Trends in key categories continued to be mostly positive during the summer as boat sales made steady gains during another year of recovery for the industry.
Info-Link Technologies said this week that sales of powerboats 15 feet and larger rose 7 percent for the rolling three-month period from June through August, compared with the same period last year, in its bellwether states, which the company says are 20 geographically dispersed states that represent more than half of the U.S. market and are predictive of the overall market.
The data are based on new-boat registrations.

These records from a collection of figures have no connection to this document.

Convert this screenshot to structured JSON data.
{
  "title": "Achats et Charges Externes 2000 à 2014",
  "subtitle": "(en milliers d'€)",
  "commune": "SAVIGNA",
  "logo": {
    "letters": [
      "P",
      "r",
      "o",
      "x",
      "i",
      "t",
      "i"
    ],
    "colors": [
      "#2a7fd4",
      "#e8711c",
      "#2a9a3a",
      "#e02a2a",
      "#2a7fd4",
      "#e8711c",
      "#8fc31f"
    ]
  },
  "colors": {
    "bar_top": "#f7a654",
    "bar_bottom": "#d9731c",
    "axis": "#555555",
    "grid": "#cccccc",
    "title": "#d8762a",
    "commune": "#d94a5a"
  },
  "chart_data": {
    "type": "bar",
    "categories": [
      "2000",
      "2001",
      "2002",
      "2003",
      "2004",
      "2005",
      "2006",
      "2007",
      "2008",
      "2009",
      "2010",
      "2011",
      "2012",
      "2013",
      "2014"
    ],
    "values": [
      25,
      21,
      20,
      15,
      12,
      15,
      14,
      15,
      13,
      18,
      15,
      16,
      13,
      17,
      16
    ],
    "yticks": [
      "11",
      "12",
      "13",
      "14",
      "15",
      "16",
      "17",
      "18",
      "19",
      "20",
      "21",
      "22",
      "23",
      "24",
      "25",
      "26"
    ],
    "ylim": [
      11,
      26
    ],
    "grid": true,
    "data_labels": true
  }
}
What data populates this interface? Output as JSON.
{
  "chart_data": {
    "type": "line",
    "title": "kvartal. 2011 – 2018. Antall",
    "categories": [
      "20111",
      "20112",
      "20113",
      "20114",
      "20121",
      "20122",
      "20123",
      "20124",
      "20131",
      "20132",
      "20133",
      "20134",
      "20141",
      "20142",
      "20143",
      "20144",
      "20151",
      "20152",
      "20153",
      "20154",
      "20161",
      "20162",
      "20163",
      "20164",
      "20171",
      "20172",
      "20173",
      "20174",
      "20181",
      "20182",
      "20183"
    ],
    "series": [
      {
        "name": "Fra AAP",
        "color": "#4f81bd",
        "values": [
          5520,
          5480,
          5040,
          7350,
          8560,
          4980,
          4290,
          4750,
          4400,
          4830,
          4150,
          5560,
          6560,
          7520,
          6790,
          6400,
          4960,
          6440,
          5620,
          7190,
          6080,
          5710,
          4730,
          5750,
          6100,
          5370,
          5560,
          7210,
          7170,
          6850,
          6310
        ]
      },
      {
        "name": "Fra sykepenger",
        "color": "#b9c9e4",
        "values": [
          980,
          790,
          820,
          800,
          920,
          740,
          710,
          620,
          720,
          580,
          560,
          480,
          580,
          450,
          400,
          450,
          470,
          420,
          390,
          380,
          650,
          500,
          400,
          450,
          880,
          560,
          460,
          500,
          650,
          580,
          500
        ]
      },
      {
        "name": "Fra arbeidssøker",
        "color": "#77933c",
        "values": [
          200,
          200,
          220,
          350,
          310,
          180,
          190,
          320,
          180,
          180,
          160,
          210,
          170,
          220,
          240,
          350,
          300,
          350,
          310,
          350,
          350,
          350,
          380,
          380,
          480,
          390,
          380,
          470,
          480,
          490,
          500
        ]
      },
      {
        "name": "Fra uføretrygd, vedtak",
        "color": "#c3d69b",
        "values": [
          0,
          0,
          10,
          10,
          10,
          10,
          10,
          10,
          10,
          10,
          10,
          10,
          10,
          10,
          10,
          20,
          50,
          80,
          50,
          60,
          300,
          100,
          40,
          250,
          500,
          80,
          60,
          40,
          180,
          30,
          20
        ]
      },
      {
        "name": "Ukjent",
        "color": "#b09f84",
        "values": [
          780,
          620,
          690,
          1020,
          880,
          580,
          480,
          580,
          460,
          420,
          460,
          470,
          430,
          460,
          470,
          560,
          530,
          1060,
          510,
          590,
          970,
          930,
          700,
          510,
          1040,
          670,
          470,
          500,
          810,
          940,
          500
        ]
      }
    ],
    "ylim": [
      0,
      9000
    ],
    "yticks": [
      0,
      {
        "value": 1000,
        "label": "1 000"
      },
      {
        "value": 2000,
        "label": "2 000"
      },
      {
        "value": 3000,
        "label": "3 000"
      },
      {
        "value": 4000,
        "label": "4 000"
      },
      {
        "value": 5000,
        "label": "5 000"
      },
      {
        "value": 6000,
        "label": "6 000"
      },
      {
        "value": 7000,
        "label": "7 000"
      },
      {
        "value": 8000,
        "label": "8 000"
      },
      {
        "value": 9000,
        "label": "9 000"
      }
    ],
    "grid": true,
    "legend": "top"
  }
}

Sales of outboard boats 15 feet and larger and sales of outboard sportfishing boats each rose 9.5 percent and sales of ski boats rose 8 percent for the period. Sales of sterndrive boats and jetboats were down 4.5 percent.
“We had a somewhat slow start to the season,” Info-Link managing director Jack Ellis said Thursday. “Everyone points to the fact that it was a wintry start, but we bounced back hard in June. June was a great month.”
“PWCs have done extraordinarily well this year,” he said, mentioning the Sea-Doo Spark as a boat that has helped drive sales in the segment.
“Ski boats are also doing well,” Ellis said, “and what’s encouraging about that is that they tend to be bought by people who are younger.”
The industry has made it a priority to try to attract more young adults to boating as the baby-boom generation ages.
Discussing the gain in sportfishing boat sales, Ellis said “we think that’s largely a reflection of the recovery of the real estate market in Florida.”
Based on data available to date for the rolling 12-month period that ended in August, Info-Link said sales of outboards 15 feet and larger were up 10.6 percent, at 123,700; sales of fiberglass jetboats were up 12 percent, at 3,400; sales of inboard boats were up 13.4 percent, at 8,500; and sales of sterndrive boats were down 4.6 percent, at 13,900 in the overall U.S. market, compared with the same period a year earlier.
Sales of all powerboats 15 feet and larger were up 9.1 percent, at 149,500, for the 12-month period.
“We’re now at more than three years of continual positive growth in boat sales,” Ellis said. Barring an unforeseen turndown in the economy, he said, Info-Link expects continued sales growth “at least for the next couple of years.”
Production of recreational boats was reduced during the recession and Ellis said that trend will reduce the number of late-model used boats on the market and could soon lead to more new-boat sales.
“A lot of people [who prefer to buy late-model boats] aren’t going to have that luxury,” he said.
The prices of those boats will rise as the number available shrinks. Seeing the prices of those boats rise toward the cost of new ones, consumers might decide that buying a new boat is a smart decision, Ellis said.